Dans le Zhejiang, considéré comme l’une des provinces les plus prospères de Chine, les fonctionnaires ordinaires ont vu leur salaire annuel réduit de 50 000 à 60 000 yuans (soit 6 964 à 8 356 dollars américains) cette année, a déclaré à RFA Zheng, un habitant de la ville de Zhuji, dans la province.
Les fonctionnaires occupant des postes plus élevés ont vu leur salaire annuel diminuer davantage, d’environ 80 000 à 100 000 yuans (soit 11 100 à 13 900 dollars américains), et d’autres occupant des postes encore plus élevés, d’environ 150 000 yuans (soit 20 890 dollars américains), a indiqué M. Zheng.
« Il y a déjà eu une réduction il y a deux ans. Cette année, le salaire est à nouveau réduit », a-t-il ajouté.
Ces coupes budgétaires témoignent de la pression financière exercée sur les collectivités locales, les difficultés économiques nationales entraînant une demande de consommation modérée et une pression sur les prix. Cela impacte la capacité des entreprises à payer leurs impôts. De plus, les collectivités locales sont confrontées à une baisse des recettes issues des ventes de terrains dans un contexte de faible demande immobilière.
Pour 2025, les régions provinciales chinoises ont établi des estimations prudentes de leurs recettes fiscales, avec un objectif de croissance moyenne de 2,8 % pour leurs recettes budgétaires générales, qui correspondent à la somme des recettes fiscales et non fiscales. Ce chiffre représente une baisse de 1,6 point de pourcentage par rapport à l’objectif moyen de 2024, les difficultés de génération de recettes continuant de peser sur les collectivités locales, selon les économistes .

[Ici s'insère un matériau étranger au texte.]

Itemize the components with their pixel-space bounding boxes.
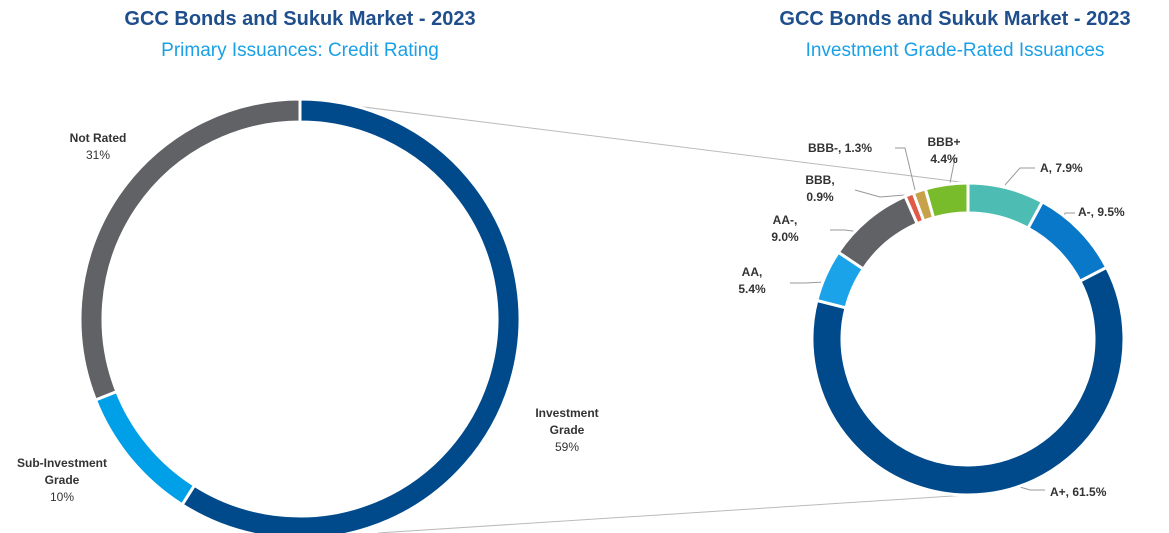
value-label: 1.3%	[844, 141, 873, 155]
slice	[836, 194, 920, 272]
slice	[78, 97, 302, 402]
value-label: 59%	[554, 440, 580, 454]
category-label: BBB,	[805, 173, 835, 187]
category-label: Not Rated	[69, 131, 127, 145]
value-label: 9.5%	[1097, 205, 1125, 219]
value-label: 10%	[49, 490, 75, 504]
data-label: AA, 5.4%	[722, 264, 782, 298]
leader-lines	[790, 147, 1075, 491]
data-label: BBB+ 4.4%	[914, 134, 974, 168]
value-label: 9.0%	[771, 230, 799, 244]
value-label: 61.5%	[1072, 485, 1107, 499]
data-label: A+, 61.5%	[1050, 484, 1106, 501]
value-label: 5.4%	[738, 282, 766, 296]
chart-title: GCC Bonds and Sukuk Market - 2023	[779, 8, 1131, 30]
data-label: AA-, 9.0%	[755, 212, 815, 246]
slice	[180, 97, 522, 533]
chart-subtitle: Investment Grade-Rated Issuances	[805, 40, 1105, 61]
data-label: A, 7.9%	[1040, 160, 1083, 177]
category-label: A+,	[1050, 485, 1070, 499]
data-label: Not Rated 31%	[53, 130, 143, 164]
chart-subtitle: Primary Issuances: Credit Rating	[161, 40, 439, 61]
category-label: AA-,	[772, 213, 798, 227]
category-label: AA,	[741, 265, 763, 279]
category-label: BBB-,	[808, 141, 842, 155]
category-label: Investment Grade	[535, 406, 599, 437]
data-label: Sub-Investment Grade 10%	[2, 455, 122, 506]
slice	[923, 181, 970, 220]
slice	[810, 265, 1126, 497]
category-label: A,	[1040, 161, 1052, 175]
chart-title: GCC Bonds and Sukuk Market - 2023	[124, 8, 476, 30]
data-label: A-, 9.5%	[1078, 204, 1125, 221]
data-label: BBB, 0.9%	[790, 172, 850, 206]
value-label: 0.9%	[806, 190, 834, 204]
data-label: Investment Grade 59%	[522, 405, 612, 456]
value-label: 31%	[85, 148, 111, 162]
category-label: BBB+	[927, 135, 961, 149]
category-label: Sub-Investment Grade	[16, 456, 107, 487]
value-label: 4.4%	[930, 152, 958, 166]
zoom-line	[377, 494, 969, 533]
category-label: A-,	[1078, 205, 1094, 219]
zoom-line	[299, 98, 969, 184]
value-label: 7.9%	[1055, 161, 1083, 175]
data-label: BBB-, 1.3%	[808, 140, 872, 157]
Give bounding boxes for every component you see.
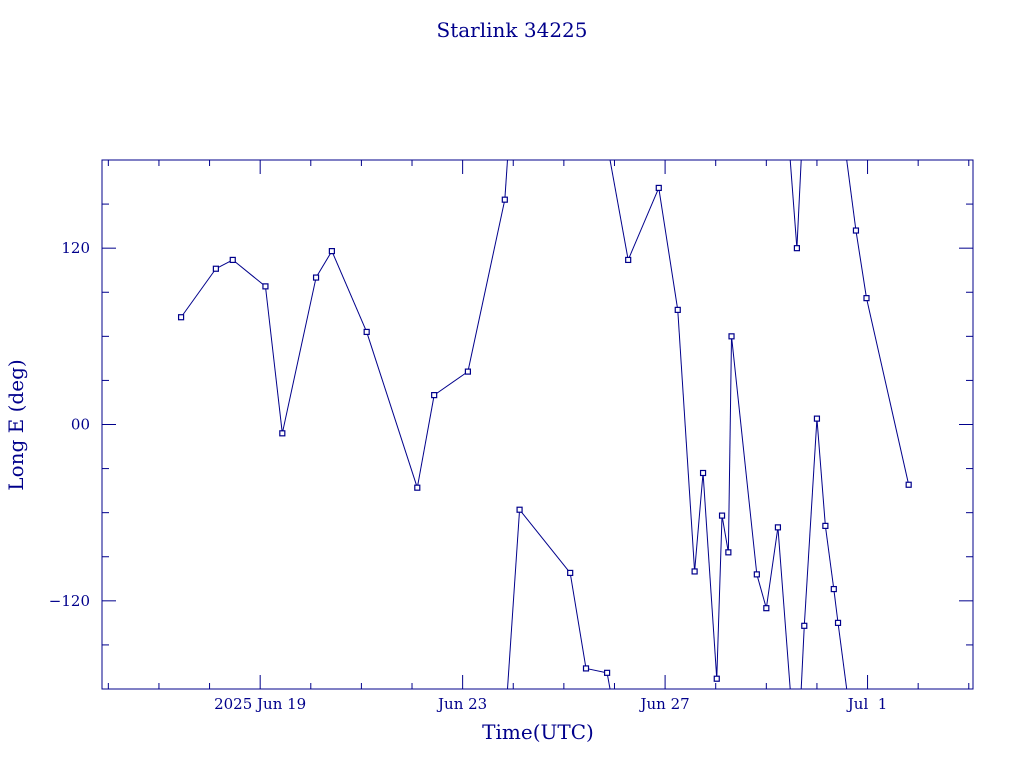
series-segment bbox=[756, 574, 767, 609]
series-segment bbox=[765, 527, 779, 609]
series-segment bbox=[846, 160, 857, 231]
data-point bbox=[414, 484, 421, 491]
series-segment bbox=[777, 527, 791, 689]
series-segment bbox=[264, 286, 283, 434]
series-segment bbox=[180, 268, 217, 318]
data-point bbox=[567, 569, 574, 577]
series-segment bbox=[721, 515, 729, 553]
series-segment bbox=[824, 525, 835, 590]
x-tick-label: 2025 Jun 19 bbox=[214, 695, 306, 713]
plot-area: 2025 Jun 19 Jun 23 Jun 27 Jul 1 120 00 −120 bbox=[49, 159, 974, 713]
x-tick-label: Jul 1 bbox=[846, 695, 888, 713]
x-tick-labels: 2025 Jun 19 Jun 23 Jun 27 Jul 1 bbox=[214, 695, 887, 713]
data-point bbox=[822, 522, 829, 529]
y-tick-label: 00 bbox=[71, 416, 90, 434]
data-point bbox=[691, 568, 698, 575]
series-segment bbox=[433, 371, 469, 396]
data-point bbox=[603, 669, 611, 676]
data-point bbox=[699, 469, 707, 477]
data-point bbox=[328, 248, 335, 255]
data-point bbox=[863, 295, 870, 302]
y-tick-labels: 120 00 −120 bbox=[49, 239, 90, 610]
series-segment bbox=[606, 672, 611, 689]
data-point bbox=[262, 283, 269, 290]
data-point bbox=[852, 227, 860, 234]
data-point bbox=[229, 256, 236, 264]
data-point bbox=[674, 306, 681, 313]
data-point bbox=[312, 274, 320, 281]
series-segment bbox=[569, 572, 587, 669]
series-segment bbox=[677, 309, 696, 572]
data-point bbox=[793, 245, 801, 252]
series-segment bbox=[803, 418, 818, 626]
series-longitude bbox=[177, 160, 912, 689]
x-axis-title: Time(UTC) bbox=[482, 720, 594, 744]
series-segment bbox=[315, 250, 333, 278]
series-segment bbox=[658, 187, 679, 310]
data-point bbox=[625, 256, 632, 264]
data-point bbox=[725, 549, 732, 556]
series-segment bbox=[816, 418, 826, 526]
data-point bbox=[763, 605, 770, 612]
data-point bbox=[363, 328, 370, 336]
data-point bbox=[431, 392, 438, 399]
data-point bbox=[728, 333, 735, 340]
series-segment bbox=[281, 277, 317, 434]
data-point bbox=[279, 430, 286, 437]
data-point bbox=[516, 506, 523, 513]
series-segment bbox=[609, 160, 629, 261]
x-minor-ticks bbox=[107, 160, 970, 689]
series-segment bbox=[855, 230, 867, 299]
series-segment bbox=[731, 336, 758, 575]
series-segment bbox=[504, 160, 508, 200]
y-axis-title: Long E (deg) bbox=[4, 359, 28, 490]
series-segment bbox=[585, 667, 608, 674]
y-minor-ticks bbox=[102, 203, 973, 646]
data-point bbox=[830, 585, 837, 593]
series-segment bbox=[716, 515, 723, 679]
data-point bbox=[464, 368, 472, 375]
data-point bbox=[718, 512, 726, 519]
series-segment bbox=[506, 509, 521, 689]
series-segment bbox=[837, 622, 848, 689]
data-point bbox=[801, 622, 808, 629]
data-point bbox=[582, 665, 590, 672]
y-tick-label: −120 bbox=[49, 592, 90, 610]
series-segment bbox=[232, 259, 266, 287]
chart-title: Starlink 34225 bbox=[437, 18, 588, 42]
data-point bbox=[905, 481, 912, 488]
data-point bbox=[177, 314, 185, 321]
data-point bbox=[774, 524, 782, 531]
data-point bbox=[501, 196, 508, 203]
series-segment bbox=[727, 336, 733, 553]
series-segment bbox=[789, 160, 798, 249]
data-point bbox=[834, 619, 842, 626]
data-point bbox=[212, 265, 219, 272]
data-point bbox=[753, 571, 760, 578]
series-segment bbox=[796, 160, 802, 249]
data-point bbox=[813, 415, 821, 422]
series-segment bbox=[866, 298, 910, 485]
series-lines bbox=[180, 160, 910, 689]
series-segment bbox=[366, 331, 418, 488]
data-point bbox=[713, 675, 720, 682]
series-segment bbox=[467, 199, 506, 372]
series-segment bbox=[416, 395, 435, 488]
data-point bbox=[655, 184, 662, 192]
series-segment bbox=[627, 187, 660, 261]
series-segment bbox=[702, 472, 718, 679]
series-segment bbox=[694, 472, 704, 572]
series-segment bbox=[833, 589, 839, 623]
x-tick-label: Jun 23 bbox=[436, 695, 487, 713]
series-segment bbox=[800, 625, 805, 689]
plot-frame bbox=[101, 159, 974, 690]
y-tick-label: 120 bbox=[61, 239, 90, 257]
series-segment bbox=[331, 250, 368, 333]
x-tick-label: Jun 27 bbox=[638, 695, 689, 713]
series-segment bbox=[519, 509, 571, 574]
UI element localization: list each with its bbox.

Par exemple, dans le Shandong, de nombreux projets immobiliers ont été suspendus au cours des deux dernières années sans qu’aucune vente de terrains ne soit enregistrée, ce qui a eu un impact sur les niveaux déjà importants de la dette fiscale du gouvernement local, a déclaré un blogueur basé dans la province côtière du nord-est, selon des textes et des photos publiés sur le compte X @whyyoutouzhele, également connu sous le nom de « M. Li n’est pas votre professeur », qui publie du contenu sur cette plateforme pour contourner la censure du gouvernement chinois.
Un autre habitant du Shandong, nommé Geng, a déclaré à RFA que les fonctionnaires des comtés et des cantons de la province ont vu leurs salaires réduits de 30 %, les paiements étant fréquemment retardés.
« Les finances du comté sont désormais épuisées et les avantages pour les policiers ont également été réduits », a déclaré Geng, un habitant de la ville de Qingdao.
Les policiers de nombreuses autres régions ont également vu leurs salaires annuels baisser considérablement, passant de 300 000 yuans (41 784 dollars) il y a un an à 200 000 yuans (27 856 dollars) cette année, a déclaré un professionnel du droit basé dans la province du Guangdong, dans le sud-est de la Chine.
Des baisses de salaires généralisées
Les employés des grandes entreprises commerciales publiques chinoises, telles que la banque d’investissement CICC et la China Development Bank, n’ont pas été épargnés non plus, les entreprises exécutant des « mesures d’optimisation » de réduction des coûts, notamment des réductions de salaires et des licenciements, dans le cadre d’une campagne gouvernementale visant à plafonner les plafonds de rémunération dans les institutions financières et à les rapprocher de ceux des autres fonctionnaires.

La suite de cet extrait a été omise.